A tolerância ao calor varia muito de pessoa para pessoa porque depende de fatores como condicionamento físico, idade, composição corporal, hidratação e o tempo de exposição prévia a temperaturas elevadas. O corpo humano possui mecanismos sofisticados de termorregulação, mas eles funcionam com eficiência diferente em cada indivíduo, o que explica por que algumas pessoas suam mais rápido, sentem menos desconforto e mantêm o desempenho em dias quentes enquanto outras se sentem mal rapidamente. Entender essas diferenças ajuda a se proteger em ondas de calor cada vez mais frequentes.
Como o corpo regula a temperatura interna?
A temperatura corporal é controlada pelo hipotálamo, uma pequena região do cérebro que atua como um verdadeiro termostato biológico. Quando a temperatura sobe, ele ativa mecanismos como a sudorese e a dilatação dos vasos da pele para dissipar o excesso de calor e manter o organismo por volta de 36,5 °C a 37,5 °C.
Esse sistema envolve o coração, os rins, os vasos sanguíneos e as glândulas sudoríparas trabalhando em conjunto. Quando qualquer parte desse conjunto está sobrecarregada, o risco de hipertermia aumenta consideravelmente.

O que faz uma pessoa suportar melhor o calor?
A capacidade individual de lidar com temperaturas elevadas está ligada a características fisiológicas e ao histórico de exposição ao calor. Pequenas diferenças no organismo se traduzem em respostas muito distintas.
Pessoas fisicamente ativas, com bom volume plasmático e sistema cardiovascular eficiente costumam suar mais cedo, resfriar o corpo com mais rapidez e sentir menos fadiga em ambientes quentes.
Quais fatores influenciam a tolerância ao calor?
Vários elementos combinados determinam se alguém suporta bem ou mal um dia quente. Confira os principais:
- Condicionamento físico: pessoas treinadas têm coração mais eficiente e maior volume sanguíneo, o que facilita a dissipação do calor.
- Idade: crianças e idosos apresentam termorregulação menos eficaz e correm mais risco em ondas de calor.
- Composição corporal: maior percentual de gordura funciona como isolante térmico e dificulta a perda de calor.
- Aclimatação: quem convive com clima quente há semanas ou meses desenvolve suor mais precoce e abundante.
- Hidratação: beber pouca água reduz o volume sanguíneo e prejudica a sudorese.
- Condições de saúde: doenças cardiovasculares, diabetes e uso de certos medicamentos alteram a resposta térmica.
- Genética: a densidade e a atividade das glândulas sudoríparas variam de acordo com a herança genética.
O que dizem os estudos científicos sobre a adaptação ao calor?
Pesquisadores investigam há décadas por que existe tanta variação individual na resposta ao estresse térmico. Os achados mostram que a exposição repetida ao calor promove adaptações importantes em quem se expõe com regularidade.
Segundo a revisão Individual Responses to Heat Stress Implications for Hyperthermia and Physical Work Capacity publicada na revista Frontiers in Physiology, a aclimatação prolongada por mais de 14 dias aumenta o volume plasmático, antecipa o início da sudorese e melhora a estabilidade cardiovascular durante o esforço no calor. Os autores destacam que essas adaptações persistem por certo tempo, permitindo readaptação rápida em novas exposições.
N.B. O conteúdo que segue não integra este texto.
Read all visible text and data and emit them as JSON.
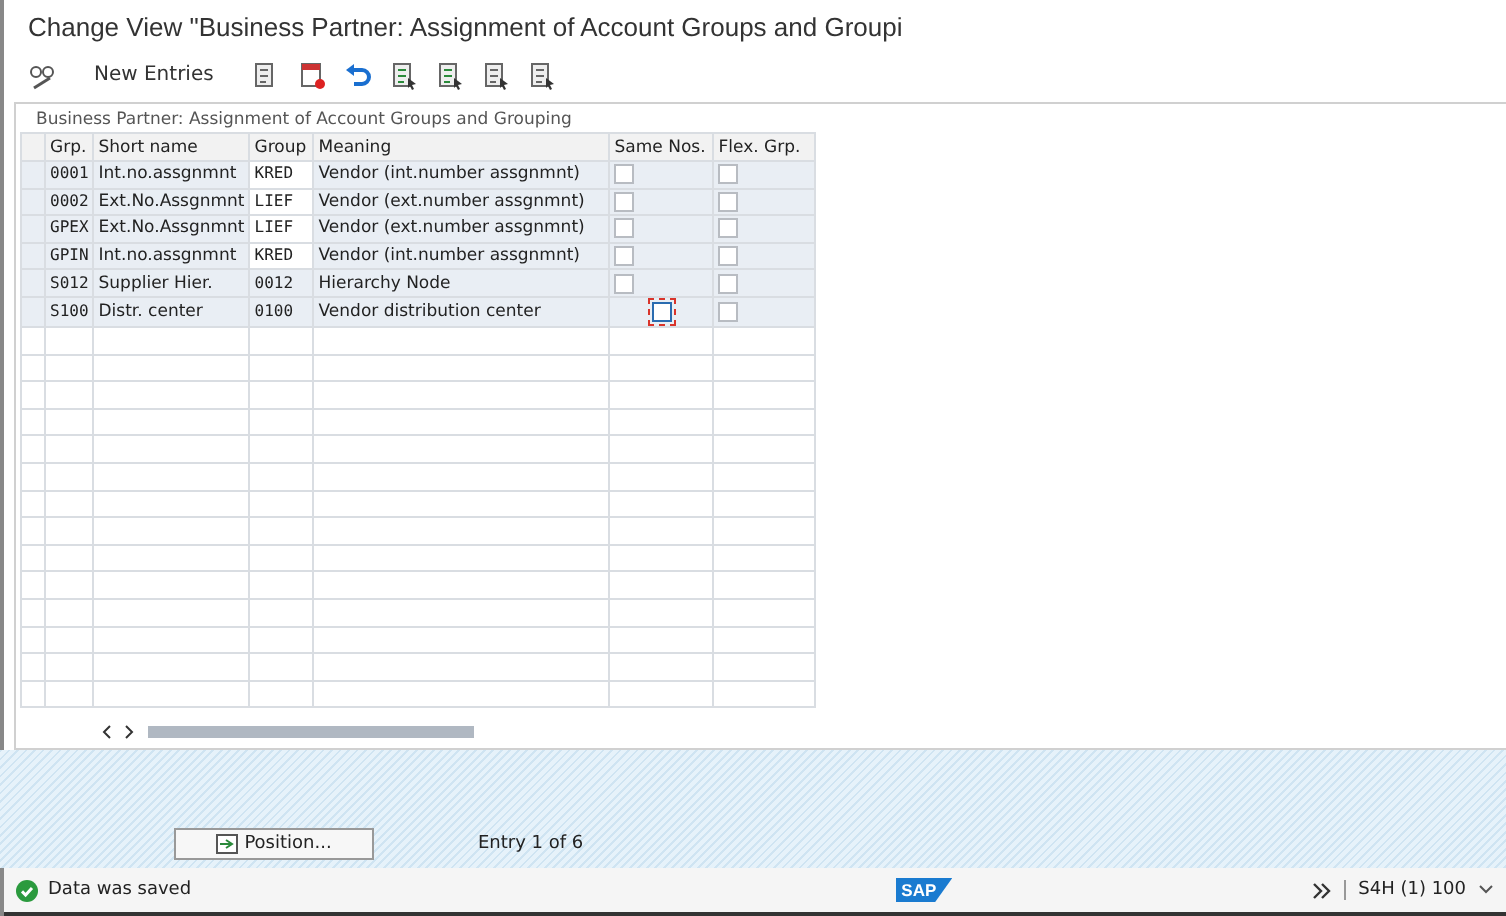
{
  "window": {
    "title": "Change View \"Business Partner: Assignment of Account Groups and Groupi"
  },
  "toolbar": {
    "new_entries": "New Entries"
  },
  "table": {
    "title": "Business Partner: Assignment of Account Groups and Grouping",
    "columns": [
      "Grp.",
      "Short name",
      "Group",
      "Meaning",
      "Same Nos.",
      "Flex. Grp."
    ],
    "rows": [
      {
        "grp": "0001",
        "short_name": "Int.no.assgnmnt",
        "group": "KRED",
        "group_editable": true,
        "meaning": "Vendor (int.number assgnmnt)",
        "same_nos": false,
        "same_nos_focused": false,
        "flex_grp": false
      },
      {
        "grp": "0002",
        "short_name": "Ext.No.Assgnmnt",
        "group": "LIEF",
        "group_editable": true,
        "meaning": "Vendor (ext.number assgnmnt)",
        "same_nos": false,
        "same_nos_focused": false,
        "flex_grp": false
      },
      {
        "grp": "GPEX",
        "short_name": "Ext.No.Assgnmnt",
        "group": "LIEF",
        "group_editable": true,
        "meaning": "Vendor (ext.number assgnmnt)",
        "same_nos": false,
        "same_nos_focused": false,
        "flex_grp": false
      },
      {
        "grp": "GPIN",
        "short_name": "Int.no.assgnmnt",
        "group": "KRED",
        "group_editable": true,
        "meaning": "Vendor (int.number assgnmnt)",
        "same_nos": false,
        "same_nos_focused": false,
        "flex_grp": false
      },
      {
        "grp": "S012",
        "short_name": "Supplier Hier.",
        "group": "0012",
        "group_editable": false,
        "meaning": "Hierarchy Node",
        "same_nos": false,
        "same_nos_focused": false,
        "flex_grp": false
      },
      {
        "grp": "S100",
        "short_name": "Distr. center",
        "group": "0100",
        "group_editable": false,
        "meaning": "Vendor distribution center",
        "same_nos": false,
        "same_nos_focused": true,
        "flex_grp": false
      }
    ]
  },
  "footer": {
    "position_button": "Position...",
    "entry_info": "Entry 1 of 6"
  },
  "status_bar": {
    "message": "Data was saved",
    "logo": "SAP",
    "system": "S4H (1) 100"
  }
}
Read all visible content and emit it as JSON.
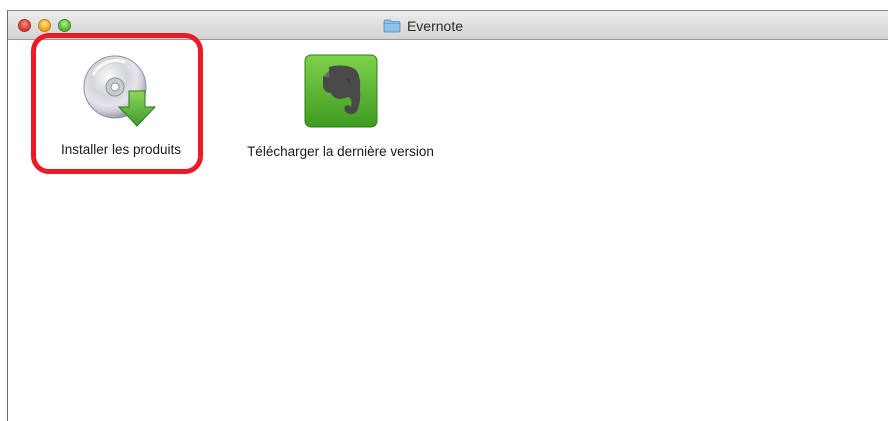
{
  "window": {
    "title": "Evernote",
    "title_icon": "folder-icon"
  },
  "items": [
    {
      "label": "Installer les produits",
      "icon": "cd-install-icon",
      "highlighted": true
    },
    {
      "label": "Télécharger la dernière version",
      "icon": "evernote-app-icon",
      "highlighted": false
    }
  ],
  "colors": {
    "highlight": "#ec1a24",
    "evernote_green": "#5cb32e"
  }
}
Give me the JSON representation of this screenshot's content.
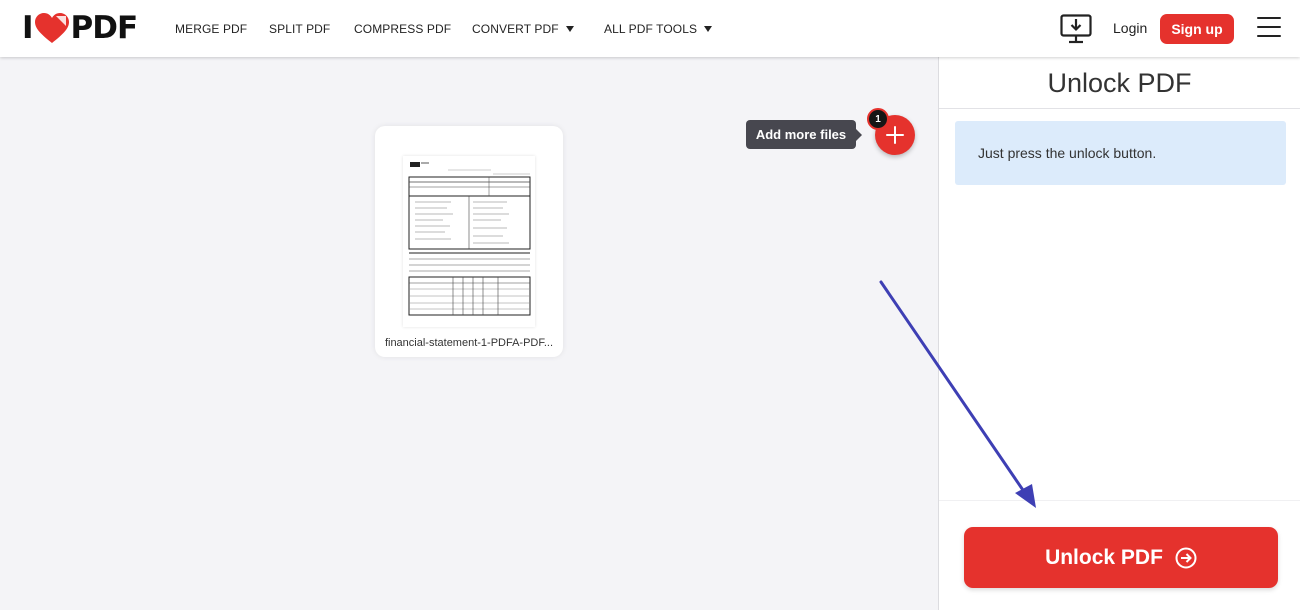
{
  "app": {
    "logo_left": "I",
    "logo_right": "PDF",
    "brand_color": "#e5322d"
  },
  "nav": {
    "items": [
      {
        "label": "MERGE PDF"
      },
      {
        "label": "SPLIT PDF"
      },
      {
        "label": "COMPRESS PDF"
      },
      {
        "label": "CONVERT PDF",
        "dropdown": true
      },
      {
        "label": "ALL PDF TOOLS",
        "dropdown": true
      }
    ],
    "desktop_icon": "desktop-download-icon",
    "login_label": "Login",
    "signup_label": "Sign up",
    "menu_icon": "hamburger-menu-icon"
  },
  "workspace": {
    "file": {
      "name": "financial-statement-1-PDFA-PDF..."
    },
    "add_more_tooltip": "Add more files",
    "file_count": "1",
    "annotation_arrow_color": "#3e3fb4"
  },
  "side_panel": {
    "title": "Unlock PDF",
    "info": "Just press the unlock button.",
    "action_label": "Unlock PDF",
    "action_icon": "circle-arrow-right-icon"
  }
}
Como se proteger em dias de calor extremo?
Adotar cuidados simples reduz o risco de complicações graves como insolação, exaustão térmica e desidratação. Veja as medidas mais eficazes:
- Beba água em intervalos regulares, mesmo sem sentir sede, para manter a hidratação adequada.
- Evite exposição ao sol entre 10h e 16h, quando a radiação é mais intensa.
- Use roupas leves, claras e de tecido natural, que facilitam a evaporação do suor.
- Reduza a intensidade das atividades físicas em dias muito quentes e úmidos.
- Prefira refeições leves, com frutas e vegetais ricos em água, como melancia e pepino.
- Ventile os ambientes e busque locais frescos sempre que possível.
Além disso, é importante ficar atento aos sinais de alerta e agir rapidamente diante de sintomas como tontura, náusea, pele muito quente ou confusão mental, que podem indicar calor excessivo agindo sobre o organismo. Manter uma boa hidratação ao longo do dia é uma das estratégias mais eficazes para preservar o equilíbrio térmico e proteger o coração.
Este conteúdo tem caráter apenas informativo e não substitui a avaliação, o diagnóstico ou o tratamento realizado por um profissional de saúde qualificado. Consulte sempre um médico diante de qualquer sintoma persistente.